The interface is all mouse driven as we've come to expect with Flash. In battle, you and your allies are on one side and your enemies are on the other. Clicking on a character brings up a contextual ring of orbs representing the techniques you can use: for enemies you will see attack options, and for yourself and your allies you will see buffs and healing options. Instead of magic points you have health and focus. Using a technique usually costs focus and a certain number of turns before you can use it again. Winning battles gives you money and experience, which allow you to get better gear and level up. You can also spend points on increasing your stats and investing up the tech tree. While not necessarily revolutionary, Sonny is executed so smoothly and with such balance that it makes Flash seem as good as any other platform for a game design of this type.
Analysis: This game is a textbook example of staggered variation, which means the battles offer a lot of distinct feelings based on who you're teamed up with and who you're fighting.
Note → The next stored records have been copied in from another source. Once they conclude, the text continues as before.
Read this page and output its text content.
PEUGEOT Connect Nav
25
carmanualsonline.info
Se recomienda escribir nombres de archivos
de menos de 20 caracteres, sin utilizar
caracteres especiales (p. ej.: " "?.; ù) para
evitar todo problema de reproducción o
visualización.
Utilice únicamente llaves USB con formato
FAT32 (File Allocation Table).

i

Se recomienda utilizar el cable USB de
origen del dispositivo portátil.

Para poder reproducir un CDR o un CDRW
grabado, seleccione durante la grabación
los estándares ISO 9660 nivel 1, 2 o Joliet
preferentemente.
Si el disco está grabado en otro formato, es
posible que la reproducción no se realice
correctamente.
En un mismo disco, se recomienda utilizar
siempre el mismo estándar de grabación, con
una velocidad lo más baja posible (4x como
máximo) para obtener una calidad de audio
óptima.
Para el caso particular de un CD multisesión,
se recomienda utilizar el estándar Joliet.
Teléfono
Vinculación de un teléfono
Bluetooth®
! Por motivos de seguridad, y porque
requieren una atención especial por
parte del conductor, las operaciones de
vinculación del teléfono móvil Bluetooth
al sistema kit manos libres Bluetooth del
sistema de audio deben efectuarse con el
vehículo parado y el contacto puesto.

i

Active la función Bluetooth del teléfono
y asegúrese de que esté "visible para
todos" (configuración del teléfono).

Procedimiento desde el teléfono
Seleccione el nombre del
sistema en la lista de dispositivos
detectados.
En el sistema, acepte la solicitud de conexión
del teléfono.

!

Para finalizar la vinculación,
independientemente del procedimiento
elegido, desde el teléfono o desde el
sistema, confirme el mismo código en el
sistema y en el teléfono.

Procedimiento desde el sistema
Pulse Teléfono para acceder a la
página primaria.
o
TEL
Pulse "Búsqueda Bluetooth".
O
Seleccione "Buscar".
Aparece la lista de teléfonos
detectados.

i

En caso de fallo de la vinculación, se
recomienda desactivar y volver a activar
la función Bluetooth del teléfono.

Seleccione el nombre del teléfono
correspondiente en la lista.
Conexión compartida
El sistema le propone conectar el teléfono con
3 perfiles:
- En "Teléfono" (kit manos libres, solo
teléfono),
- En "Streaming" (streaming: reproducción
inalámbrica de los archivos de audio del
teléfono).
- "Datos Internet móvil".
In some cases, you may be depending on your ally to give you the recharge, in other cases, you'll be waiting for your opponent to use a technique that puts its guard down. The game continues to feel fresh and demand tactical adaptation throughout, this is no mere climb up the experience ladder. The story is fairly shallow, but uses some interesting narrative techniques in its understated ambiguities, including the nature of the protagonist and his relationship with other NPCs. At the end of the story section (semi-spoiler) the context of the final fight left me questioning something I never looked into, and a jaunt into the inventory screen confirmed my hypothesis to chilling effect. The fourth act is a more open-ended, game-y scenario you could invest a lot of time in, at which point the system is pushed to its beautiful limits, and the major flaw of the game, the relative stupidity of your allies' AI, begins to show wear.
Created by Krinlabs, Krin has outdone himself with this one. Treat yourself to a superb RPG experience.